NYU Law professor Anthony Thompson points out an interesting quirk in the way the census works: prison inmates are counted as living in the same county as their prision, even if they will be released within a year or two. Why does this matter? It has a direct impact on how federal and state congressional districts are drawn and how government money is channeled:
"...the district of State Senator Elizabeth O'C. Little, a Republican in upstate New York, has 13 prisons, adding approximately 13,500 incarcerated "residents." Without the inmate population, Ms. Little would face an uncertain future. Her district would probably have to be redrawn because it wouldn't have enough residents to justify a Senate seat.The residence rule raises two fundamental issues:
First, inmates in nearly all states aren't allowed to vote, yet their presence affects electoral representation in places where they do not live permanently.
Second, a disproportionate number of state prison inmates are from urban areas. Most state prisons, however, are in rural areas. As a result, resources and electoral authority are transferred from inner cities to rural jurisdictions.
The effects are plain to see. Cities lose out on funds that could be used both for crime prevention and prisoner rehabilitation; rural areas do their best to thwart reform because they don't want to lose the benefits that prisons confer on them."
As I've written before, most American live in what the Census classifies as urban areas.
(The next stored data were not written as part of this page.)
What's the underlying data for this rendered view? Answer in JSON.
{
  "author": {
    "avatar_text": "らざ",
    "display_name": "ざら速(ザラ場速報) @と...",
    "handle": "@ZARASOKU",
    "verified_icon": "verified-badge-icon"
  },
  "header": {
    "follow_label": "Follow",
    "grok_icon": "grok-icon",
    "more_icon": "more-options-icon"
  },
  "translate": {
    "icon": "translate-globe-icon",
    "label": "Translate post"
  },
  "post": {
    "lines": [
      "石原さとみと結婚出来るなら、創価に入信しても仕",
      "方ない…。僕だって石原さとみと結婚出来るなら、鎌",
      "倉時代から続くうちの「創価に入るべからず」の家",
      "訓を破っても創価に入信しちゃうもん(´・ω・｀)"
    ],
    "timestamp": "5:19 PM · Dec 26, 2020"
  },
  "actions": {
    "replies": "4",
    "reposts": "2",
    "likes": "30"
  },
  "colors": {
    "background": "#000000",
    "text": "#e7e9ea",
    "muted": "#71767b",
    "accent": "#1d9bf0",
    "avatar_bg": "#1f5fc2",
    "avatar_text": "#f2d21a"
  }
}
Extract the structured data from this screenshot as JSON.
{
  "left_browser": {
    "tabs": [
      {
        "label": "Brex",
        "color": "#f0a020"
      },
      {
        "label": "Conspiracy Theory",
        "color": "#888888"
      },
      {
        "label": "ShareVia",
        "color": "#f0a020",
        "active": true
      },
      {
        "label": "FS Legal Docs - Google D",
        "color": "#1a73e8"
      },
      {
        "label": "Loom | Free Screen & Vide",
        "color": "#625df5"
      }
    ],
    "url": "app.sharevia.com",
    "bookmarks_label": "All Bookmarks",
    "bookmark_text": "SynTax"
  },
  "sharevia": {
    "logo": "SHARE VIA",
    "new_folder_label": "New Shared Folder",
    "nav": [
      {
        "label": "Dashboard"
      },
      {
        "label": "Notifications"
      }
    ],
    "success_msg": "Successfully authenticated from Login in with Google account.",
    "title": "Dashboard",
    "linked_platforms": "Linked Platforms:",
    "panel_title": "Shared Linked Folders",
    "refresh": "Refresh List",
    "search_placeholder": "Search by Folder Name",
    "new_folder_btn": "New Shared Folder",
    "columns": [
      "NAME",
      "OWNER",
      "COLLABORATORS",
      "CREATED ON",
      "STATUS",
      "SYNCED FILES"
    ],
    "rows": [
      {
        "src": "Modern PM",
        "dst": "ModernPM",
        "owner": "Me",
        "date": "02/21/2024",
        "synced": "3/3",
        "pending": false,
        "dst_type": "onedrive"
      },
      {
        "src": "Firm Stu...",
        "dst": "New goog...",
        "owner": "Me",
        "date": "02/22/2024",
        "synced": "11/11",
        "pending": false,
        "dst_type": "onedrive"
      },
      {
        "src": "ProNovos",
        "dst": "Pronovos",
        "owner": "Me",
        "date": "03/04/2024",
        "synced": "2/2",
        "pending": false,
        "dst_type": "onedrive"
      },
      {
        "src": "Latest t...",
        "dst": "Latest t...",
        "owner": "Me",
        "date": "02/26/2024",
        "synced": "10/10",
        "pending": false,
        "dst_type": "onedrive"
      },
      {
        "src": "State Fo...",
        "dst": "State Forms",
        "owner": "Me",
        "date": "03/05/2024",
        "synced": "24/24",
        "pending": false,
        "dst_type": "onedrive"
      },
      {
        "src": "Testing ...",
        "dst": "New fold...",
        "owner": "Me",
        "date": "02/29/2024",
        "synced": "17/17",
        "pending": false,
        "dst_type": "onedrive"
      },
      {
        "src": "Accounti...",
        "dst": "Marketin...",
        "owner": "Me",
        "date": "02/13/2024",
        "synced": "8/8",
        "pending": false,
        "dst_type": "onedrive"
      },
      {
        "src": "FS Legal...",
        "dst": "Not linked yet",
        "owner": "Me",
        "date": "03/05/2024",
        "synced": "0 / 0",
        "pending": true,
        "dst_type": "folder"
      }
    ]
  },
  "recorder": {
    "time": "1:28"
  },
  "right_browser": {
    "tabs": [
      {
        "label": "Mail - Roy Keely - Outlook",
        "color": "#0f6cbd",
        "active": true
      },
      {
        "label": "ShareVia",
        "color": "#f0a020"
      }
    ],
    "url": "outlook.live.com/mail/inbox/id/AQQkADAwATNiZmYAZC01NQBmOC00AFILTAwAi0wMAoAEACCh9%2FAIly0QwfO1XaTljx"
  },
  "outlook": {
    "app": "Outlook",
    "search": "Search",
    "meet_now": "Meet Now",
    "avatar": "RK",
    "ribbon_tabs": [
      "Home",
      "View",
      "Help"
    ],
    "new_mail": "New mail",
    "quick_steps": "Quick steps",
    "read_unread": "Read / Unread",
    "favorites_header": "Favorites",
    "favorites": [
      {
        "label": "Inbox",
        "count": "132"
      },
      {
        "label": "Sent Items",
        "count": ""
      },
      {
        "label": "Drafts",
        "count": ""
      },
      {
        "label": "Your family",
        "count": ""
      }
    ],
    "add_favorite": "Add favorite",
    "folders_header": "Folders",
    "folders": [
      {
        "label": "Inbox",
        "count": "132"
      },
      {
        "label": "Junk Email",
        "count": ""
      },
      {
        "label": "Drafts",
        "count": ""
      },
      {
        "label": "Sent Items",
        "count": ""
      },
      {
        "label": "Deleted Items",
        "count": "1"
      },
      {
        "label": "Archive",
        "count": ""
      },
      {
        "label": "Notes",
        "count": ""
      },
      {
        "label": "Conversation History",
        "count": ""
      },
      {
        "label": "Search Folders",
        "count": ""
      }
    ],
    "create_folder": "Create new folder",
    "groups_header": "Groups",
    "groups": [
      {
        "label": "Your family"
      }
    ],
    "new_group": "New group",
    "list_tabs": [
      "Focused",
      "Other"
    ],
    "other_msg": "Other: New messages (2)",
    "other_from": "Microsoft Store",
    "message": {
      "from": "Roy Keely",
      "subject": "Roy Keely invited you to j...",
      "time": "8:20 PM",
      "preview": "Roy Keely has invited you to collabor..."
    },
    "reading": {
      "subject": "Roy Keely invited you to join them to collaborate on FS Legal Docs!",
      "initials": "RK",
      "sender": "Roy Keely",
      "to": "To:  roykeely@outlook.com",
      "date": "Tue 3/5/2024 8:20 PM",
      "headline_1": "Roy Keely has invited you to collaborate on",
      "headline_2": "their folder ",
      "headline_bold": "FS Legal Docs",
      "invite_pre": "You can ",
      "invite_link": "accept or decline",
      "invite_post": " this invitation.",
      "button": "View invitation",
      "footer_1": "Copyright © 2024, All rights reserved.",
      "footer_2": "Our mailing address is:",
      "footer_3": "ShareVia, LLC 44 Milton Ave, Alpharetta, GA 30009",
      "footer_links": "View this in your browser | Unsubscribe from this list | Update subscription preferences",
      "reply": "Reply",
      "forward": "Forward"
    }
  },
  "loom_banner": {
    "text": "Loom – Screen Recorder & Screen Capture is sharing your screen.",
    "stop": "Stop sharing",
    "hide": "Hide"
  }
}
So the residence rule will skew public funds in an inefficient and non-representative way.
Conducting a census presents myriad conceptual issues, and no strategy is perfect. But there's something fundmentally wrong with counting incarcerated citizens who are legally barred from voting towards a district's population total. This will ultimately give voters in those districts disproportionate voting power and will result in policy choices that do not reflect the will of the majority.